Proving operator image is closed

Question

Let $T:X\to Y$ be a linear bounded and surjective operator between Banach spaces $X$ and $Y$. I want to prove that if $A+\ker T$ is closed then $T(A)$ is closed. I tried using the open mapping theorem but it didn't work. I tried saying that $X\setminus (A+\ker T)$ is open so $T(X\setminus (A+\ker T))$ is open but I don't think that $T(X \setminus (A+\ker T)) = Y \setminus T(A)$ which would imply that $T(A)$ is closed. Thanks.

Answer 1

Since $T$ is surjective, it is open. Let $U$ be the complementary space of $A+Ker(T)$ it is open.
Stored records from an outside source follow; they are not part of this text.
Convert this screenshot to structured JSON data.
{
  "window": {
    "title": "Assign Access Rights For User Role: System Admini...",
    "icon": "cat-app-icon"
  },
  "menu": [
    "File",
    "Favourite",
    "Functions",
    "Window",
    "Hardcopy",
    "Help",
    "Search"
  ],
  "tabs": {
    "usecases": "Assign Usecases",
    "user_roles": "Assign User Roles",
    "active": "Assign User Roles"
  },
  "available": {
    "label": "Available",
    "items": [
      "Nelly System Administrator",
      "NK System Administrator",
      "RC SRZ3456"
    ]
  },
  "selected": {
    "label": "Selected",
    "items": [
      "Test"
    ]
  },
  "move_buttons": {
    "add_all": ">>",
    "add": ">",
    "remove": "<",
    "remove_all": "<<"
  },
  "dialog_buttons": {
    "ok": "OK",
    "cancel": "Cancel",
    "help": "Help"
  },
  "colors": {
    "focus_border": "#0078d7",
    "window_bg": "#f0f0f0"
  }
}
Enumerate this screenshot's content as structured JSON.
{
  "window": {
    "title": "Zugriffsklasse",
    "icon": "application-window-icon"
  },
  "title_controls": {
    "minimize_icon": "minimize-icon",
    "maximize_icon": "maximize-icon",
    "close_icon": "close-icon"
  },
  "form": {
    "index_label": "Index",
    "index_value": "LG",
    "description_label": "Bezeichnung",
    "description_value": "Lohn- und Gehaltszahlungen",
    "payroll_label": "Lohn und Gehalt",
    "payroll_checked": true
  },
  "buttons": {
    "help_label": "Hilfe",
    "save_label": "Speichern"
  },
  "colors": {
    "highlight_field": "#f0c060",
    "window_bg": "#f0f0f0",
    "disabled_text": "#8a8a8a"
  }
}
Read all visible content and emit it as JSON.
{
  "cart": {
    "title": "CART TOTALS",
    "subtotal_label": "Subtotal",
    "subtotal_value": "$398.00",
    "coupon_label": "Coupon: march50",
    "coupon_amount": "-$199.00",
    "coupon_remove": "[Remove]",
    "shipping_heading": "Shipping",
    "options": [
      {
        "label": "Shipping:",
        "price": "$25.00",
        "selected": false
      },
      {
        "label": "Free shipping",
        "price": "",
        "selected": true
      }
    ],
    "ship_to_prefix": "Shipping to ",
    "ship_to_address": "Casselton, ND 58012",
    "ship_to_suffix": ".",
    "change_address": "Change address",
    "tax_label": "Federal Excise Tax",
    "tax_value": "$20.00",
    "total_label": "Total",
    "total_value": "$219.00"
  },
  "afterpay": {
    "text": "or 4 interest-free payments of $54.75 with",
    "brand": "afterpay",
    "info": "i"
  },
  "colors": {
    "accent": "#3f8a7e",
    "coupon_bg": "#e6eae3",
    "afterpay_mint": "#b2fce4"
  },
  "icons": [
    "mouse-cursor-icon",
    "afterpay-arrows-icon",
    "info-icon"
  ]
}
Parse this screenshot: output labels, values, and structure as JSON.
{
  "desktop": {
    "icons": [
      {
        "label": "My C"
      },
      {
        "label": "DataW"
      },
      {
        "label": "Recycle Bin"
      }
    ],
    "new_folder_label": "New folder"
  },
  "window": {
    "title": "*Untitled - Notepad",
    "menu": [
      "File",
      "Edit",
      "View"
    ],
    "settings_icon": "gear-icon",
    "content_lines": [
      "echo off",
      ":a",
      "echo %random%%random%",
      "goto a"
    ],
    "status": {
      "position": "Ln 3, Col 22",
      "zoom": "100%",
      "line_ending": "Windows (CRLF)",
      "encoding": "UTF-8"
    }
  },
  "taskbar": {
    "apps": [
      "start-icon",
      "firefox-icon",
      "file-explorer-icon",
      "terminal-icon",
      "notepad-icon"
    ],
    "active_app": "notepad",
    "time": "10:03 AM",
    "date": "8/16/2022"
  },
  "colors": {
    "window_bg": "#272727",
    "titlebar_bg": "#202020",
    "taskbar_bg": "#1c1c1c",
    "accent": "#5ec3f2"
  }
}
This implies that $T(U)$ is open, and the complementary of $T(A)=T(A+Ker(T))$ is $T(U)$ since $T$ is surjective. To show this, remark that $y\in T(U)\cap T(A+Ker(T))$ implies $y=T(x_1)=T(x_2), x_1\in A+ker(T), x_2\in U$. This implies that $T(x_2-x_1)=0$ and $x_2-x_2\in Ker(T)$, we deduce that $x_2\in Ker(T)+A$ contradiction. Since $T$ is surjective, $T(U)\cup T(A+Ker(T))=Y$. We deduce that $T(A)$ is closed.